Kuniaki Saito is a PhD student at Boston University and is advised by Professor Kate Saenko. His paper "Strong-Weak Distribution Alignment for Adaptive Object Detection”, proposes an unsupervised adaptation for both label-rich and label-poor domains and reduce annotation costs associated with detection.
This episode is a live recording of Saito presenting his paper during the CVPR poster session. He discussed his project in detail and how his proposed method is able to perform better than conventional domain adaptions.
My name is Kuniaki Saito. I'm from Boston University. I’d like to present our work, “Strong-Weak Distribution Alignment for Adaptive Object Detection”. My advisor is Kate Saenko. This is a joint work with Yoshitaka Ushiku and Tatsuya Harada.
The task we proposed in this work is domain adaptive object detection. The task is that we have source domain images. In this domain, we have images with annotated examples. In the target domain, we only have the images. The goal of this task is to develop an object detector that works well on the target domain.
The difficulty of the task is the differences of the domains. There are many parts of domain difference, such as the color of the images and the layer of the images can be different.

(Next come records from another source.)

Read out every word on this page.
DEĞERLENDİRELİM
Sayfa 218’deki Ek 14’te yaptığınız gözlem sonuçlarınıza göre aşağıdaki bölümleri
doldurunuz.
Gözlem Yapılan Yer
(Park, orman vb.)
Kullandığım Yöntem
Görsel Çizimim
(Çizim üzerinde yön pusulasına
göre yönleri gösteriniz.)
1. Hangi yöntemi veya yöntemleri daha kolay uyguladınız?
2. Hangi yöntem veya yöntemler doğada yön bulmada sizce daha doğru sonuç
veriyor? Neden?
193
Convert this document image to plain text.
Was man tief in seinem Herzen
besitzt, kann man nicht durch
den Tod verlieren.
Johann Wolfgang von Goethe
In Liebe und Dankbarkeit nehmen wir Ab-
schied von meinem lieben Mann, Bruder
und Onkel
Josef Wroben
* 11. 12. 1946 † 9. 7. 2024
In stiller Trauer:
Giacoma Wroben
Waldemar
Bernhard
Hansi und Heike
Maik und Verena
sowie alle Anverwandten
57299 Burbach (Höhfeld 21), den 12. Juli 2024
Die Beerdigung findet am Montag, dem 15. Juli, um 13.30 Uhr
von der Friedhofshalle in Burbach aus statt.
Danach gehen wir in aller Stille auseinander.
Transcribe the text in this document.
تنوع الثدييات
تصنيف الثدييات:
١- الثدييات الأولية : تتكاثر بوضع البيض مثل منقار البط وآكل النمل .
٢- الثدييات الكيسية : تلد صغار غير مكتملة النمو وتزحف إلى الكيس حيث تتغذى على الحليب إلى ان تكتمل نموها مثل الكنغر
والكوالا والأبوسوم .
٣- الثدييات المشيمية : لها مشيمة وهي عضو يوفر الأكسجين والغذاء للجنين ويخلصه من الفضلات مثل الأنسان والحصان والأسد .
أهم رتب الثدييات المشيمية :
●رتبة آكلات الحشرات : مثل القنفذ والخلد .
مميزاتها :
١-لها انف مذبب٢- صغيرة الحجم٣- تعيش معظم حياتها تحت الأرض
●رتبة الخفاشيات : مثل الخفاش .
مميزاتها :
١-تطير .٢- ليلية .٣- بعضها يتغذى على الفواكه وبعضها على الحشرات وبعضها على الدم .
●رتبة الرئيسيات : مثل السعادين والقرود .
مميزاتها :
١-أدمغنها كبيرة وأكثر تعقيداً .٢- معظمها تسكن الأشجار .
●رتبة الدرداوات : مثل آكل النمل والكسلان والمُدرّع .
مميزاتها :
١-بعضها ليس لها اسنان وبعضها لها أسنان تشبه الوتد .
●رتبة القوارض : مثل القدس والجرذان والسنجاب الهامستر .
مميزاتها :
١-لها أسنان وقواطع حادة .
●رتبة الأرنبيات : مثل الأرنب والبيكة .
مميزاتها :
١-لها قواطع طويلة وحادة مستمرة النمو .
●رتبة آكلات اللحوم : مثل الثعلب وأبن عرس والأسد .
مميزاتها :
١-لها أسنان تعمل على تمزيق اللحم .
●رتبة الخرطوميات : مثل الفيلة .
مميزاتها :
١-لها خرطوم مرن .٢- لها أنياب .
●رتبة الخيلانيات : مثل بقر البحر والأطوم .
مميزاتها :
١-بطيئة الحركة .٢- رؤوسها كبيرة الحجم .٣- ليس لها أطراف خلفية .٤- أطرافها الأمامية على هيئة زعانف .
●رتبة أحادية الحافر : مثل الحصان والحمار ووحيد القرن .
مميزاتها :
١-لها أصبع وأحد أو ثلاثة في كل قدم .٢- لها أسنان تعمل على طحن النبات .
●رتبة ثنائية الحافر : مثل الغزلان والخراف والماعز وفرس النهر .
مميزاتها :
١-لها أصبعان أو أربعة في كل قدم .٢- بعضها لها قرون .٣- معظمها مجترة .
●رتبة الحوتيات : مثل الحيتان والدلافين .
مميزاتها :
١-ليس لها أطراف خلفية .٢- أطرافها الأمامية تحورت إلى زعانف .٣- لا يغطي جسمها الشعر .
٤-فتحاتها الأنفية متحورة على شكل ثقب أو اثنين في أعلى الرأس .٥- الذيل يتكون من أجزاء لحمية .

Conventionally the domain adaptation is solved by adversarial running between feature extractor and domain classifier. In such method, the feature extractor is trying to fully align feature distribution between different domains. But what we found in this work is actually such full alignment can degrade the performance in domain adaptation. This is because the images from different domains have totally different layers. For example, the source domain can contain images focusing on only one object, whereas the target domain images can contain much more objects. So actually aligning feature distributions, in such cases actually degrades the performance. This is our motivation to start this work.
The way we solve this problem is we proposed weak alignment approach for domain adaptation. If we use existing domain classifier in this task, it will fully align feature distributions. But we designed a new loss to encourage weak alignment. We could align features, for example, that’s similar to the other domain. We focused on the examples similar to the other domain and we forced the feature extractor to align such features, and we achieved weak alignment. We could see great improvement through many datasets, such as adaptation between realistic images and artistic images. Also we could see the improvement in autonomous driving car dataset. The domain safety such as real image scenes to some different weather conditions, we could also see the improvement for synthetic to real adaptation.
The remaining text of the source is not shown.